The last decade has seen some real challenges on the high-street. As the continuous advent of new technologies shift and create consumer behaviours, retail businesses have had to pivot their approach to in-store and online engagement. Not everyone has been successful in doing this, and the loss of over 400 medium-to-large UK retail businesses in the last decade can attest to that. However, many legacy retailers have transformed their businesses to become major disruptors in their sector, creating new engagement opportunities that surprise and excite both new and established consumers.
CREATING CONSUMER BEHAVIOURS
However, it’s not all bad news for retailers. By capitalising on the power of this disruptive force, and understanding the role that technology now plays in consumer engagement, many companies are riding the waves of success in this evolving era.
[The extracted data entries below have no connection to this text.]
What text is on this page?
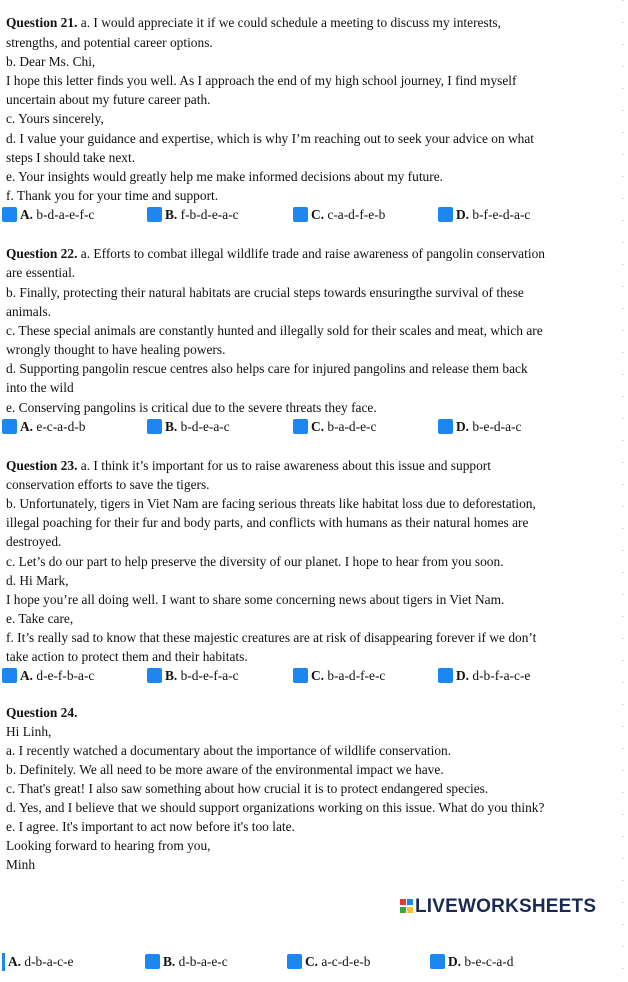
Question 21. a. I would appreciate it if we could schedule a meeting to discuss my interests,
strengths, and potential career options.
b. Dear Ms. Chi,
I hope this letter finds you well. As I approach the end of my high school journey, I find myself
uncertain about my future career path.
c. Yours sincerely,
d. I value your guidance and expertise, which is why I’m reaching out to seek your advice on what
steps I should take next.
e. Your insights would greatly help me make informed decisions about my future.
f. Thank you for your time and support.
A. b-d-a-e-f-c	B. f-b-d-e-a-c	C. c-a-d-f-e-b	D. b-f-e-d-a-c
Question 22. a. Efforts to combat illegal wildlife trade and raise awareness of pangolin conservation
are essential.
b. Finally, protecting their natural habitats are crucial steps towards ensuringthe survival of these
animals.
c. These special animals are constantly hunted and illegally sold for their scales and meat, which are
wrongly thought to have healing powers.
d. Supporting pangolin rescue centres also helps care for injured pangolins and release them back
into the wild
e. Conserving pangolins is critical due to the severe threats they face.
A. e-c-a-d-b	B. b-d-e-a-c	C. b-a-d-e-c	D. b-e-d-a-c
Question 23. a. I think it’s important for us to raise awareness about this issue and support
conservation efforts to save the tigers.
b. Unfortunately, tigers in Viet Nam are facing serious threats like habitat loss due to deforestation,
illegal poaching for their fur and body parts, and conflicts with humans as their natural homes are
destroyed.
c. Let’s do our part to help preserve the diversity of our planet. I hope to hear from you soon.
d. Hi Mark,
I hope you’re all doing well. I want to share some concerning news about tigers in Viet Nam.
e. Take care,
f. It’s really sad to know that these majestic creatures are at risk of disappearing forever if we don’t
take action to protect them and their habitats.
A. d-e-f-b-a-c	B. b-d-e-f-a-c	C. b-a-d-f-e-c	D. d-b-f-a-c-e
Question 24.
Hi Linh,
a. I recently watched a documentary about the importance of wildlife conservation.
b. Definitely. We all need to be more aware of the environmental impact we have.
c. That's great! I also saw something about how crucial it is to protect endangered species.
d. Yes, and I believe that we should support organizations working on this issue. What do you think?
e. I agree. It's important to act now before it's too late.
Looking forward to hearing from you,
Minh
LIVEWORKSHEETS
A. d-b-a-c-e	B. d-b-a-e-c	C. a-c-d-e-b	D. b-e-c-a-d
As PWC reports, Uber dropped off its billionth global ride within six years, Netflix streams 125 million hours of content worldwide each day and 90% of US respondents surveyed claimed to be Amazon shoppers. These companies succeeded not by adapting their businesses to adhere to consumer demands, but actually changed the way consumers engaged with businesses by creating new consumer behaviours.
Bricks-and-mortar stores are different, and creating new consumer behaviours are harder to achieve where legacy demands that stores act in a certain way – often brand heritage can be a disadvantage in a way that newer brands such as Uber, Netflix or Amazon aren’t as impacted by. According to PWC, shoppers want a seamless shopping experience both online and offline. However according to their findings, how this is delivered to them differs. In-store, consumers expect experiences, with knowledgeable staff to guide them through their purchase decisions, whereas online they are looking for convenience. Some of our clients have begun addressing this, such as Starbucks with their ambient, in-store experience with accessible Wi-Fi and extended menu, paired with an app to expedite your coffee purchasing for those on the move. Nike offers a running club, where consumers can join other like-minded athletes to jog around the city together, paired with a popular fitness tracking app that in itself has created a new type of consumer behaviour.
THE OMD RETAIL EXPO
Throughout October, OMD EMEA is running an internal initiative at our headquarters in London, aimed at addressing these challenges and capitalising on the opportunities within the retail sector. The OMD Retail Expo is a four-week programme of talks, training initiatives and thought-leadership sessions, designed to empower our agency teams, and subsequently our clients, to become disruptors of their respective industries. We will be tackling some of the most pertinent trends in the retail industry, presented by some of the leading experts in the market. We will also be running our very first Retail Expo Start-Up Village, focusing on shoppable customer content, in-store experiences online, and utilising neural networking to optimise consumer feedback. We will welcome behemoths from the digital world who are already disrupting the retail sector, including Google, Amazon, Oath and Facebook and bring together our very own OMD and OMG specialists to inspire everyone to become disruptors in their field; including social commerce, affiliate marketing and mobile retail. Stay tuned for more updates throughout October and November!
DISRUPT OR DIE
With Business Wire predicting that the global retail industry will be worth 28 trillion USD by 2019, the size of the prize is huge. As new, bolder companies come into the market and disrupt the legacy thinking, slower brands are missing the opportunity to pivot and failing. But with that comes even greater numbers of these new, bolder companies and consumers’ expectations are continually evolving with technical transformation. Only those that adapt and disrupt will survive.